I’ve recently returned from a week away visiting a friend (well mostly her new kittens) in Zurich. When I think of food and Switzerland, chocolate of course comes to mind. Chocolate and the ever so precision cooked rösti, the perfected hash brown; the perfect way to eat potato. Okay, chocolate, rösti, and Luxemburgerlis.
The cost of heaven comes at a premium, but what can I expect when my pearly gates exist as the doorway into any shop in Switzerland? Similar to the French macaron, but lighter, a trip to the city of Zurich cannot be complete without a visit to Confiserie Sprüngli for a taste of their divine Luxemburgerlis.
At 10.30 CHF per 100g you will easily spend your daily travel allowance in one go, but after one bite I promise you won’t regret your decision. A shame the recipe is a secret kept close to the heart of Sprüngli.
The oldest vegetarian restaurant in Europe
Opened in 1898, Hiltl claims to be the oldest vegetarian establishment on the continent. When in the city of Zurich I inevitably find myself here enjoying a selection of perfectly cooked seasonal vegetables and moorish treats. Is it the best food I’ve eaten? I won’t lie, because I can turn out similar flavours and presentation from my own kitchen, but it’s really a lovely place and well worth a try.

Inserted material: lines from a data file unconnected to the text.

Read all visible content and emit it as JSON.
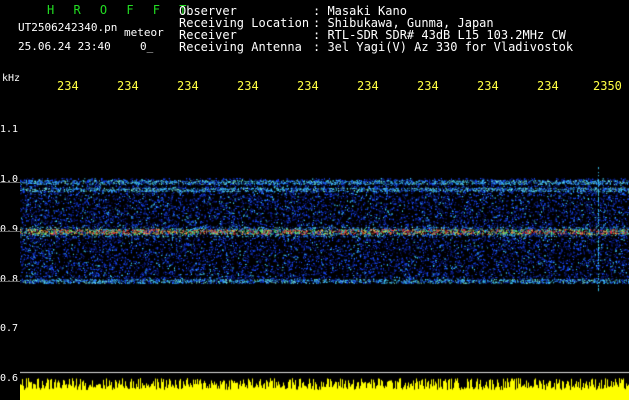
{
  "header": {
    "brand": "H R O F F T",
    "filename": "UT2506242340.pn",
    "filename_suffix": "meteor",
    "datetime": "25.06.24 23:40",
    "count": "0_",
    "fields": [
      {
        "label": "Observer",
        "value": ": Masaki Kano"
      },
      {
        "label": "Receiving Location",
        "value": ": Shibukawa, Gunma, Japan"
      },
      {
        "label": "Receiver",
        "value": ": RTL-SDR SDR# 43dB L15 103.2MHz CW"
      },
      {
        "label": "Receiving Antenna",
        "value": ": 3el Yagi(V) Az 330 for Vladivostok"
      }
    ]
  },
  "axes": {
    "y_unit": "kHz",
    "y_ticks": [
      "1.1",
      "1.0",
      "0.9",
      "0.8",
      "0.7",
      "0.6"
    ],
    "x_ticks": [
      "234",
      "234",
      "234",
      "234",
      "234",
      "234",
      "234",
      "234",
      "234",
      "2350"
    ]
  },
  "colors": {
    "background": "#000000",
    "tick_text": "#ffff44",
    "brand": "#22dd22",
    "noise_low": "#0c1a7a",
    "noise_mid": "#1a4cff",
    "noise_high": "#3fd0ff",
    "signal": "#ff3030",
    "meter": "#ffff00"
  },
  "spectrogram": {
    "freq_range": [
      0.6,
      1.14
    ],
    "band_range": [
      0.796,
      1.008
    ],
    "bright_lines": [
      1.0,
      0.9,
      0.8,
      0.985
    ],
    "signal_freq": 0.9
  }
}
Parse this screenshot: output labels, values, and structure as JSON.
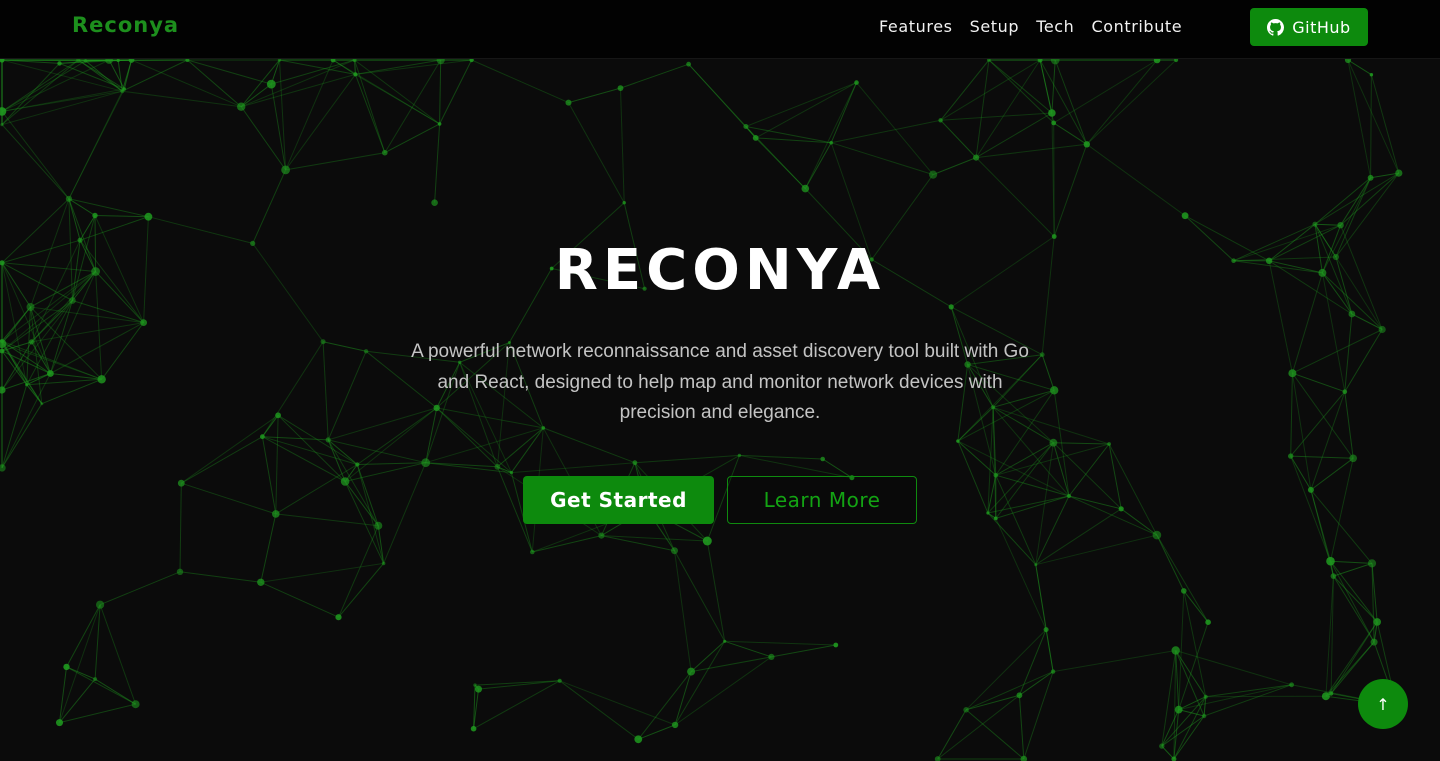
{
  "nav": {
    "brand": "Reconya",
    "links": [
      "Features",
      "Setup",
      "Tech",
      "Contribute"
    ],
    "github_label": "GitHub",
    "github_icon": "github-icon"
  },
  "hero": {
    "title": "RECONYA",
    "subtitle_lines": [
      "A powerful network reconnaissance and asset discovery tool built with Go",
      "and React, designed to help map and monitor network devices with",
      "precision and elegance."
    ],
    "primary_button": "Get Started",
    "secondary_button": "Learn More"
  },
  "scroll_top": {
    "icon": "arrow-up-icon",
    "glyph": "↑"
  },
  "colors": {
    "accent": "#0d8a0d",
    "accent_text": "#1d8f1d",
    "background": "#0b0b0b",
    "network_line": "#1f9a1f"
  }
}
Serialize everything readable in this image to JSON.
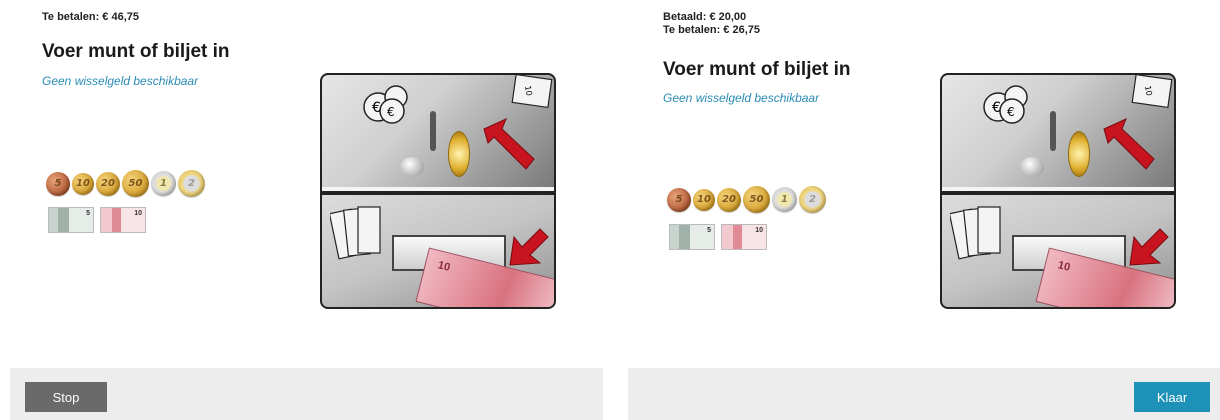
{
  "left": {
    "status": "Te betalen: € 46,75",
    "title": "Voer munt of biljet in",
    "subtitle": "Geen wisselgeld beschikbaar",
    "coins": [
      "5c",
      "10c",
      "20c",
      "50c",
      "1€",
      "2€"
    ],
    "notes": [
      "5",
      "10"
    ],
    "button": "Stop"
  },
  "right": {
    "status_line1": "Betaald: € 20,00",
    "status_line2": "Te betalen: € 26,75",
    "title": "Voer munt of biljet in",
    "subtitle": "Geen wisselgeld beschikbaar",
    "coins": [
      "5c",
      "10c",
      "20c",
      "50c",
      "1€",
      "2€"
    ],
    "notes": [
      "5",
      "10"
    ],
    "button": "Klaar"
  },
  "colors": {
    "accent": "#2a8bb5",
    "primary_button": "#1e91b8",
    "stop_button": "#6a6a6a",
    "footer_bg": "#ededed"
  },
  "icons": [
    "coin-slot-illustration",
    "banknote-slot-illustration",
    "red-arrow-icon"
  ]
}
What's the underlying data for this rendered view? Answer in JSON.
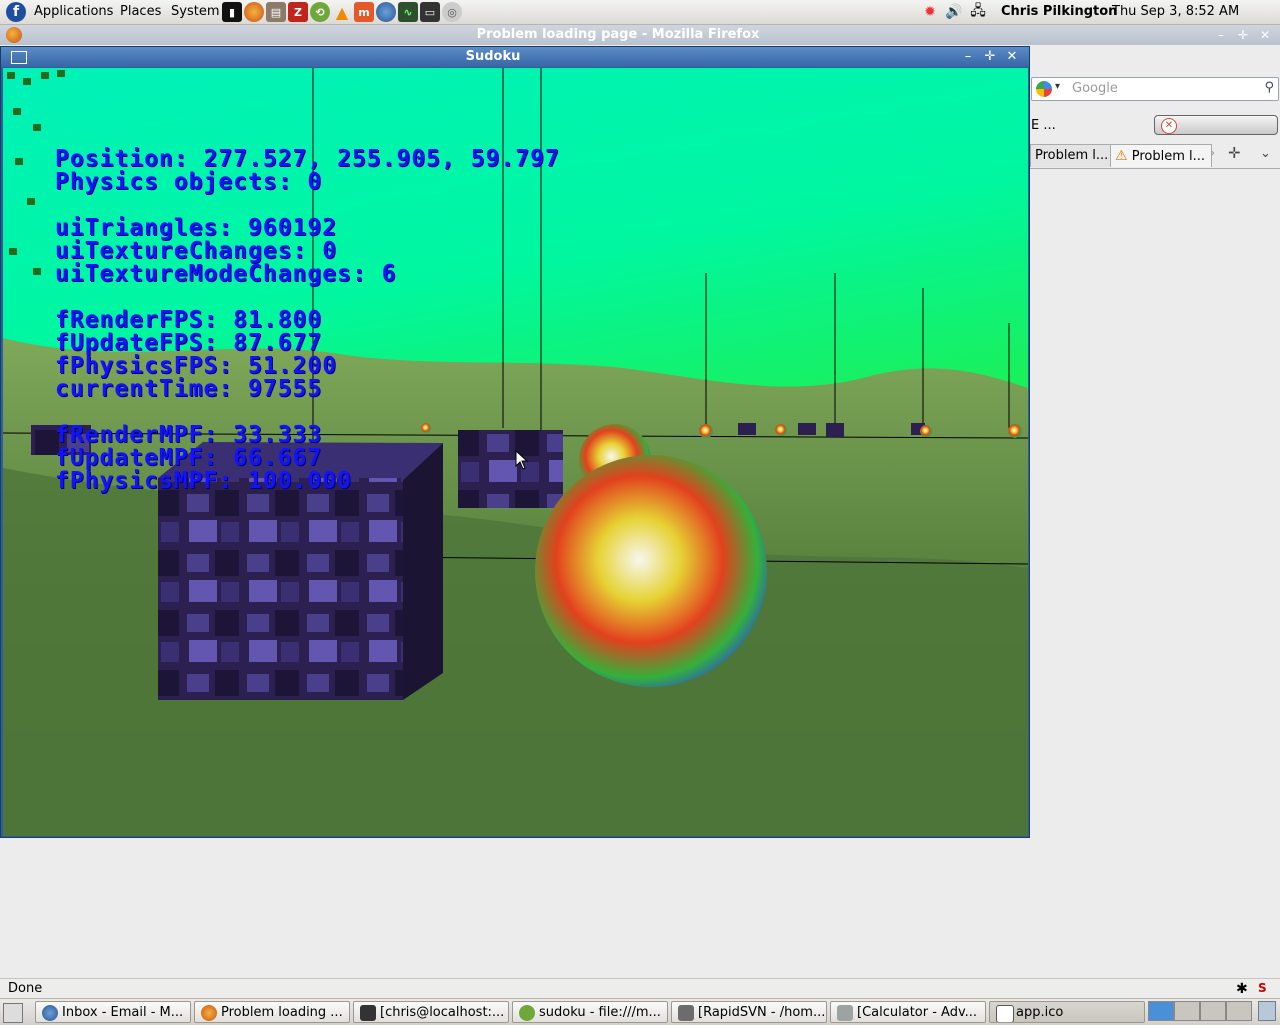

They have both a sit down menu with service and a buffet (price by weight), the latter a process of serving yourself and weighing the end result for the price. The portions from the buffet versus the menu seem to come out at similar prices (between 25-35 CHF) so don’t try to dupe yourself into saving money. Just sit down and enjoy a treat! The rösti is good and my friend swears by the madras banana.
Pure vegetarians beware as they do use rennet in some of their cheeses. This is evident and marked on the buffet bar but not on the English sit-down menu. Also note there is a special daily menu in German that doesn’t feature on the English menu.
…and of course chocolate
To many people the idea of Switzerland is synonymous with a luscious indulgence in tempting chocolates, and I will agree they do have a way with cacao. But, like any other place associated with a fine food, you can substitute quality for cost or embrace those establishments worth remembering (your wallet never forgets). Teuscher is one such institution, one which will cost you more than you’d ever think to spend on chocolate but which will leave you considering brands like Cadbury’s and Hersheys to be anything but chocolate.
Americans might enjoy Teuscher’s US based stores while the rest of us have to wait for a trip to Switzerland or Germany. Try anything. Everything! Something?
In Switzerland I remind myself, oh I have to, that I must listen sometimes only to what my mind desires. Every once in awhile, it’s okay to ignore that voice of reason in your head and opt instead for sheer ignorance of the fact that you could remortgage your home and still only just afford a meal out. This is what I tell myself. My Luxemburgelis and me.